Concerto for Bass Drum and Orchestra [European premiere]
Electronic Study 1
Joby Burgess (bass drum)
Daniel Pioro (violin), Robert Ames (viola) & Oliver Coates (cello)
London Contemporary Orchestra
Reviewed by: Richard Whitehouse
Reviewed: 3 March, 2012
Venue: The Roundhouse, London
Whatever else, Reverb at the Roundhouse has brought the intriguing aesthetic hybrid that is ‘contemporary classical’ into close and often compelling focus, while there could be no ensemble better suited to such an event than the London Contemporary Orchestra, which took on the main portion of performances.
That said, the overall programme risked being a victim of its own ambition. Doors were open at 7, with the first hour devoted to foyer events comprising a DJ set from Richard Lannoy, after which bass clarinettist Scott Lygate put Johannes Maria Staud’s Black Moon through its ominous paces, then soprano Sarah Dacey tried valiantly to project Kaija Saariaho’s evocative Lonh against a varied coming and going of punters – many of whom seemed unsure where they should be and at what time. Dissolution of boundaries between programmes may well be integral to the Reverb ethos, but it does not always make for attentive listening.
The evening was well advanced when, at around 8, the LCO took the stage for the first of a three-part concert that began with Metastasis (1954) – the earliest of Xenakis’s acknowledged works, whose curving string glissandos and angular interplay of woodwind and brass are wholly characteristic – as is its evolution via sound masses of a greater or lesser density. Hugh Brunt secured a vividly coordinated response from the musicians, though the opening crescendo of activity could have done with a little more definition, while the audience’s rather nonplussed response was surely less to do with the work’s content that the fact it was all over in barely 10 minutes.
After which came the European premiere of the Concerto for Bass Drum and Orchestra (2011) by Gabriel Prokofiev, whose activities as head of “Nonclassical” have been a notable facet of the London new-music scene over recent years. Most impressive was its inherent subtlety – the bass drum being ingeniously deployed as a percussion section in an orchestra otherwise without. And, while the piece does not entirely justify the almost half-hour span, it does not lack contrast or variety – the several continuous sections ranging from unremitting rhythmic vigour to an eventful stillness in which the composer revealed a keen ear for arresting harmonies and textures. It helped that the redoubtable Joby Burgess dispatched the solo part with evident virtuosity – his contribution ranging from the confrontational to the soulful, as when the bass drum is briefly transformed into a bowed instrument before the final onslaught. An engaging work that deserves revival.

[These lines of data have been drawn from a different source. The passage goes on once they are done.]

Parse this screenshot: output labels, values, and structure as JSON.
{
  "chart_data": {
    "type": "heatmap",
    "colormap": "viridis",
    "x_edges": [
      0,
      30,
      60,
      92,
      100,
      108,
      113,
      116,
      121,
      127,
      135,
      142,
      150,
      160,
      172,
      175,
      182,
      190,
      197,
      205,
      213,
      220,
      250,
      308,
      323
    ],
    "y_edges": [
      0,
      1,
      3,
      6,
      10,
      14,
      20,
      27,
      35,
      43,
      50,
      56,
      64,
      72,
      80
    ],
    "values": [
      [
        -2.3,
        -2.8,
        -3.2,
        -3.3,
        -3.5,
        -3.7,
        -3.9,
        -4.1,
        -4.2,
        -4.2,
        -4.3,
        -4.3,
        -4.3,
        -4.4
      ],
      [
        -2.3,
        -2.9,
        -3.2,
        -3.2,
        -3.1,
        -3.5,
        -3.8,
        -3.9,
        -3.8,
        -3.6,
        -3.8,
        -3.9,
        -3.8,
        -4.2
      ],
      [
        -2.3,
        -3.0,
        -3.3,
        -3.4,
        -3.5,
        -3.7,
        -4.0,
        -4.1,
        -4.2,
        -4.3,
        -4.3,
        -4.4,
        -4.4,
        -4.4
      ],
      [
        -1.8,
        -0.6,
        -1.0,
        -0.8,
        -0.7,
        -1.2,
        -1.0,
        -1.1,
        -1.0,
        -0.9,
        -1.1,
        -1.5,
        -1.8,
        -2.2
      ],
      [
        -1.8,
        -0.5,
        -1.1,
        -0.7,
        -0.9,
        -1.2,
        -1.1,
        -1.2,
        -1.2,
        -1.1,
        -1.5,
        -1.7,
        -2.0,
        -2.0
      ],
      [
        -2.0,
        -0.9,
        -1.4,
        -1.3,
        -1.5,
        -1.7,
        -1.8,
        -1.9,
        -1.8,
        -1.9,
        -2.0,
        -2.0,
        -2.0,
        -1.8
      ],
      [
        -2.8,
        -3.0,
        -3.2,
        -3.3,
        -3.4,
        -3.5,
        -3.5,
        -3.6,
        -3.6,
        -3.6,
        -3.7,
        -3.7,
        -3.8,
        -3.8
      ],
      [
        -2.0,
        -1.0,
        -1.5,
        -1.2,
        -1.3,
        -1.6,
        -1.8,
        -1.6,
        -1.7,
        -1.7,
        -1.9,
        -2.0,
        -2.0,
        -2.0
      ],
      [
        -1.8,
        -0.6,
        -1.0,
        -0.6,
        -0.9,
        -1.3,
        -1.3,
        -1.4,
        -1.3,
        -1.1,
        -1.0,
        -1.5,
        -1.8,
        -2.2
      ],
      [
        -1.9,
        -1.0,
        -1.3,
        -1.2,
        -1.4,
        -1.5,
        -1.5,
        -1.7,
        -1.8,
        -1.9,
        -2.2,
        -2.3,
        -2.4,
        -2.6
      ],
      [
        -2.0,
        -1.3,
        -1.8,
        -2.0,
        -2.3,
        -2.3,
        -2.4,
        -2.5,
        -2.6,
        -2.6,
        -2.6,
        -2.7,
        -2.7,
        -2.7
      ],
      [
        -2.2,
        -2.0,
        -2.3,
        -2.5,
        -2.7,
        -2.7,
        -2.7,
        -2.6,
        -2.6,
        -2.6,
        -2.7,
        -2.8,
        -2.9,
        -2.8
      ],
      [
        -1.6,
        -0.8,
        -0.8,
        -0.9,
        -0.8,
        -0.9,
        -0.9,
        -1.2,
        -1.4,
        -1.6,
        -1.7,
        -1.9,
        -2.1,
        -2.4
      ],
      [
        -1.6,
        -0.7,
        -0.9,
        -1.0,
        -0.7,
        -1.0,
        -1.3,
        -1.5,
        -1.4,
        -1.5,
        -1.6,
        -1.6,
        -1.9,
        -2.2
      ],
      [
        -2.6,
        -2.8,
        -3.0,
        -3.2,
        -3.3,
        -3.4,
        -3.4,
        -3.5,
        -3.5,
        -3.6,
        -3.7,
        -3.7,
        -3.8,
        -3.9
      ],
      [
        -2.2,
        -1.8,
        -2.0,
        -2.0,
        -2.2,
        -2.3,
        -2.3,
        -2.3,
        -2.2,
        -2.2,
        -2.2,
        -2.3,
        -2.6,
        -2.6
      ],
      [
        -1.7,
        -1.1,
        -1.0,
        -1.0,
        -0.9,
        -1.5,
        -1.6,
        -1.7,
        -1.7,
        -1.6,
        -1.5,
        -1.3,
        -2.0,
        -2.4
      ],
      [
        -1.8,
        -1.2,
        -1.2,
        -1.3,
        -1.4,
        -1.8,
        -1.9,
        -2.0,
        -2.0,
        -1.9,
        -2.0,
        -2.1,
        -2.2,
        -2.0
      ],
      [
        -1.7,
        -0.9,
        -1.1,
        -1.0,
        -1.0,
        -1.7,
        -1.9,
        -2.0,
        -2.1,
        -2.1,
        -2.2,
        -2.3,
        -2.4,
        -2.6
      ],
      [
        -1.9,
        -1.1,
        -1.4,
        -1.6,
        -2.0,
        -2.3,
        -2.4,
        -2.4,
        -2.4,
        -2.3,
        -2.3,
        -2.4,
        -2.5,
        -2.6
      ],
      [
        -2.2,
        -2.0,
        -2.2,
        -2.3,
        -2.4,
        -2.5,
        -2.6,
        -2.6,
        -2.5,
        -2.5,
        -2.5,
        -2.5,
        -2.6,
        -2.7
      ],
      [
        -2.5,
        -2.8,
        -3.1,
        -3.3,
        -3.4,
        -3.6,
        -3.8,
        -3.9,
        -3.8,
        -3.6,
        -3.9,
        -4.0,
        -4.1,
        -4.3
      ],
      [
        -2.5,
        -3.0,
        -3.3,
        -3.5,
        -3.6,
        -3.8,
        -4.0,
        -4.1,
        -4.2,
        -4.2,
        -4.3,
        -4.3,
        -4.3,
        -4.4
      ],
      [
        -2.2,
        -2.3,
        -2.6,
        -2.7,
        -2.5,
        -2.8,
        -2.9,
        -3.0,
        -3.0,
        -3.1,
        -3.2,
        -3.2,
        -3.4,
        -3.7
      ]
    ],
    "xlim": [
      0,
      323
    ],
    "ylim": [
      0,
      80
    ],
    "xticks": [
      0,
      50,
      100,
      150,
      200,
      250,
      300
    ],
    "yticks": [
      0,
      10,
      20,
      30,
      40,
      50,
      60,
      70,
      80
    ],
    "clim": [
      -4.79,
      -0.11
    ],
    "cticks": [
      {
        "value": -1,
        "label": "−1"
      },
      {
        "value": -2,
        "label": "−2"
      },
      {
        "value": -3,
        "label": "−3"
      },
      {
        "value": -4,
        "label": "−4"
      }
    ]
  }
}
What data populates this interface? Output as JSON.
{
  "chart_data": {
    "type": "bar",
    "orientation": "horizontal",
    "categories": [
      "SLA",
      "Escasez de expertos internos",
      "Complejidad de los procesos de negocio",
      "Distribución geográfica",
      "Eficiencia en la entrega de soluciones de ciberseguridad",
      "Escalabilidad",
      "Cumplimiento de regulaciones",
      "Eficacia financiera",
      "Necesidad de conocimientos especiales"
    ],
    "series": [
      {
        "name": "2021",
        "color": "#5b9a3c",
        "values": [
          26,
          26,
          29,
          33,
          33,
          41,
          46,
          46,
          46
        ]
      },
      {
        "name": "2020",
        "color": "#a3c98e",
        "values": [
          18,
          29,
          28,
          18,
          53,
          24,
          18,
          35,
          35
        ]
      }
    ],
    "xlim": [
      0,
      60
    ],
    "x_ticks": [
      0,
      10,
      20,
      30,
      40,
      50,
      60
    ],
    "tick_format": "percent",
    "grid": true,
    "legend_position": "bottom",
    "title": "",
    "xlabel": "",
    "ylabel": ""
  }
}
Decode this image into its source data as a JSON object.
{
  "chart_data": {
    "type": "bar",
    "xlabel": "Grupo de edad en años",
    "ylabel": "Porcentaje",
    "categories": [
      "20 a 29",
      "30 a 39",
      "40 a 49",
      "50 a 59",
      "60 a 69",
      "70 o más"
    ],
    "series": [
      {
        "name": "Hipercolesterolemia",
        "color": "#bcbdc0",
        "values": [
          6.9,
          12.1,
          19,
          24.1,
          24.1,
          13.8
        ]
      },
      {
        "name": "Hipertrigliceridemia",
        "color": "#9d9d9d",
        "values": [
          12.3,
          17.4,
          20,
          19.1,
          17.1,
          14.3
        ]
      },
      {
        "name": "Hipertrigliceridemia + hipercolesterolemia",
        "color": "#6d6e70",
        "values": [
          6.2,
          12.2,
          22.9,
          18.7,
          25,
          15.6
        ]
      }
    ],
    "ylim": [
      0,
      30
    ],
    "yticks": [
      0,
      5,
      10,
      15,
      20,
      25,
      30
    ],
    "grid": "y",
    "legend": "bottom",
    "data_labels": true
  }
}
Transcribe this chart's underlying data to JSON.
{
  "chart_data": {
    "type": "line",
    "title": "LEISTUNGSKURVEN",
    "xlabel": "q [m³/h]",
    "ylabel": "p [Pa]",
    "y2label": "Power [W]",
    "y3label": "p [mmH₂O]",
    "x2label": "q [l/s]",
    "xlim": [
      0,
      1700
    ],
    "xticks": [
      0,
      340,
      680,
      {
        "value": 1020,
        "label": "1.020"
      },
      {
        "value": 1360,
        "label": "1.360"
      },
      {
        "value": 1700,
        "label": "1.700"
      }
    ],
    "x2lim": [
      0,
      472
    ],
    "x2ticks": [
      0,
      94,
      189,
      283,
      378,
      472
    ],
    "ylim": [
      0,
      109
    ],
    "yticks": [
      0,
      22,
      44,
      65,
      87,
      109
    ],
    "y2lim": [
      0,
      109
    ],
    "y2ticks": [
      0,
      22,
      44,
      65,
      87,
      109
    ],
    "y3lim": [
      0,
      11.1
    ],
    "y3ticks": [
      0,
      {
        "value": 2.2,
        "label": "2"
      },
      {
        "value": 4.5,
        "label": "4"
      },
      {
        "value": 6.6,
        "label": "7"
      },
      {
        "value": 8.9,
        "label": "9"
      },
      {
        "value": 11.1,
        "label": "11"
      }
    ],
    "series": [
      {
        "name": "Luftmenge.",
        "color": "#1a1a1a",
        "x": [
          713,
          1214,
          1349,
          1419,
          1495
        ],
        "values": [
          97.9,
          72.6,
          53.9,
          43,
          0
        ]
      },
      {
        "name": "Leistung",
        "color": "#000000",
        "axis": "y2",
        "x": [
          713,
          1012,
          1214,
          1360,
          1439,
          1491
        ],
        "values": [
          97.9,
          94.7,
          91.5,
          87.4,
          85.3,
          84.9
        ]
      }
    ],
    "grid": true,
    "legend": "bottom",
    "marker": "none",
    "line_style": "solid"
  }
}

After an interval that featured a further DJ set from Lannoy, the second part consisted of Doghouse (2009) – Jonny Greenwood’s most-recent work as composer-in-residence with the BBC Concert Orchestra. On the one hand a ‘triple concerto’ for violin, viola and cello, this also amounts to a series of variations on the alluring string phrase heard near the outset – an expressive archetype that is easily assimilated into a range of stylistic contexts (though this is hardly the first time that Delius and Messiaen have been placed in close proximity). Less successful was the maintaining of any real or lasting momentum, with the surges of energy remaining as isolated instances in a piece whose expressive languor hinted at without securing greater emotional intensity. Which is not to say that the LCO’s playing was other than committed, not least Daniel Pioro, Robert Ames and Oliver Coates in their extensive concertante roles, or that the music did not evince a slow-burning eloquence.
After a further interval, the third part opened with Stockhausen’s First Electronic Study (1953) – among the first such pieces to be created out of pure sine tones rather than through electric instruments, though its often-aloof demeanour was most likely lost on an audience many of whom returned late from Prokofiev’s DJ set.
Fortunately the audience had settled by the time of Orion (1979), Claude Vivier’s second and (regrettably) final work for full orchestra which went unheard in the UK until less than two years ago but which is typical of his maturity in its aural translucency and formal discipline – an underlying melody being progressively developed and reprised before emerging as the resplendent apotheosis. The performance, though not without imprecision in intonation, had the measure of a score which – as with almost all of Vivier’s major works – brings its inwardness and immediacy, and its panache and vulnerability, into perfect and highly personal accord.
The foyer events were set to continue for another two hours – including further sets from Lannoy and Prokofiev, and a live one from Burgess – but your reviewer headed home at the end of a protracted yet, for the most part, impressive programme that demonstrated once again the LCO’s strengths in a wide and demanding repertoire.